Troya was a really big deal for me. It was probably the biggest and most rewarding moment of my life. I’ve always wanted to be a still photographer. If I’m being completely honest, cinematography is something that I sort of fell into. Both my mother and my grandmother were photographers, and I’ve always felt like I wanted to be that in my life, but because things started to move forward for me at an early stage in my cinematography, that side of my career was going well, and I was always too afraid to follow my dreams of becoming a photographer.
Troya was the first time that I took that step in expressing myself outward as a photographer. Originally, I had been to Kiev for a few other jobs, and it was the first place that I had been in Eastern Europe. I had grown up with these tales of the Soviet Union from my grandmother and my grandfather who were of Georgian descent, and my grandfather escaped Soviet Russia with his family and ended up working for the state department in American and Soviet relations. He was the first person to be charged by McCarthy during the McCarthy era because he had Russian descent.
His stories of Eastern Europe at the dinner table always played a huge role in my fantasies of my origins as a person. One of my best friends, his name is Gordon von Steiner. He’s an amazing director. He and I were in Europe for two jobs, and we had 10 days off between the two of the jobs, and I told him my idea to go to Kiev to shoot my first photo series.
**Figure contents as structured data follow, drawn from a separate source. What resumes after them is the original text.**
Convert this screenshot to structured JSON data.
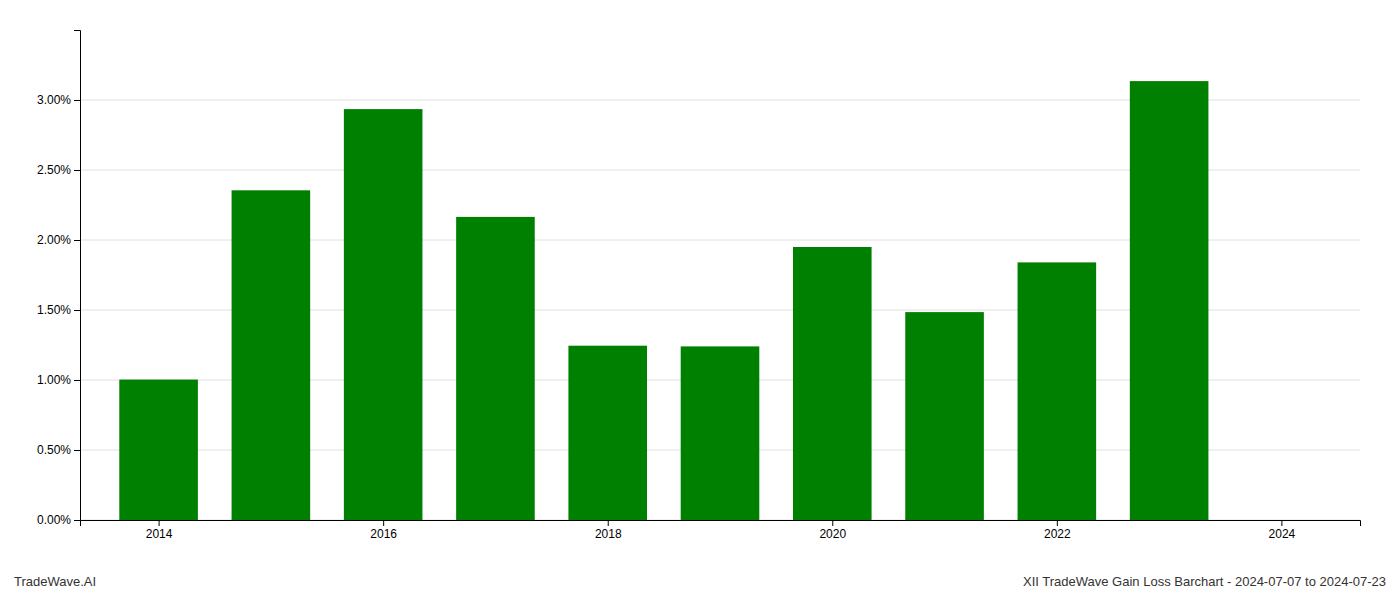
{
  "chart_data": {
    "type": "bar",
    "x": [
      2014,
      2015,
      2016,
      2017,
      2018,
      2019,
      2020,
      2021,
      2022,
      2023
    ],
    "values": [
      0.01003,
      0.02355,
      0.02935,
      0.02165,
      0.01245,
      0.0124,
      0.0195,
      0.01485,
      0.0184,
      0.03135
    ],
    "color": "#008000",
    "xlim": [
      2013.3,
      2024.7
    ],
    "xticks": [
      2014,
      2016,
      2018,
      2020,
      2022,
      2024
    ],
    "ylim": [
      0.0,
      0.035
    ],
    "yticks": [
      {
        "value": 0.0,
        "label": "0.00%"
      },
      {
        "value": 0.005,
        "label": "0.50%"
      },
      {
        "value": 0.01,
        "label": "1.00%"
      },
      {
        "value": 0.015,
        "label": "1.50%"
      },
      {
        "value": 0.02,
        "label": "2.00%"
      },
      {
        "value": 0.025,
        "label": "2.50%"
      },
      {
        "value": 0.03,
        "label": "3.00%"
      }
    ],
    "grid": true,
    "annotations": [
      "TradeWave.AI",
      "XII TradeWave Gain Loss Barchart - 2024-07-07 to 2024-07-23"
    ]
  }
}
We decided very last minute that he was going to come with me and that we would also try to shoot a film together. When we landed there, we had no idea what we were going to shoot. He had some ideas for some scenes for the film, and I had some ideas for the photographs, and luckily, they went hand-in-hand. We spent four days location scouting and casting, and then when it came time to shoot, I think we were both shocked at how unprepared we actually felt. It all came together really quickly. When we finished shooting and I got the negatives back from my medium format, it was really emotional for me, because it felt like I was expressing myself outwardly as a photographer, but also as an artist for the first time, with my own voice.
I think all photographers long for that moment.
One of the reasons I wanted to do an exhibition for this project so badly was because I wanted to reintroduce myself to the creative world that I had grown to know in New York over the last 10 years. It was the beginning of a new path for me, which was really cathartic.
How has working as a cinematographer been different than working as a photographer, and how has it helped you make your own work?
The thing about being a cinematographer is that I’m often challenged by directors to come up with lighting setups that I would’ve never had the opportunity to shoot as a photographer, just because the budgets aren’t necessarily the same. You’re thrown into scenarios like shooting a subway container in a studio and making it look like it’s moving, and then passing through a tunnel with light. The other challenge is helping other artists make their vision come to life. It’s almost a creative exercise in that way.
Do you have a mantra, or something you tell yourself when you’re super busy with tons of projects and it all feels like too much?
One thing I tell myself in the morning if I’m feeling anxious about going to set, is that I know it’s worth going to, and I know there are lessons to be learned there. Because if I am not anxious, it usually means I’ve done it before or it’ll be a walk in the park, you know?
Having accomplished all that you have, what are you most proud of in your career so far?
While I do feel a lot of pride in my work, like every artist would tell you, I’m also never really happy with it. But I’ll come up with a better answer. There was so much fear around the idea of showing the world that I could be a still photographer and an artist in my own right. It was holding me back for years. I had gained a small level of success as a cinematographer, and I was afraid that if I showed myself as a photographer, the stakes would be so high that I would have to live up to a certain standard. I was so afraid of that standard I was holding myself to, that I held myself back. The most proud I’ve ever been is when I decided to not let fear stop me.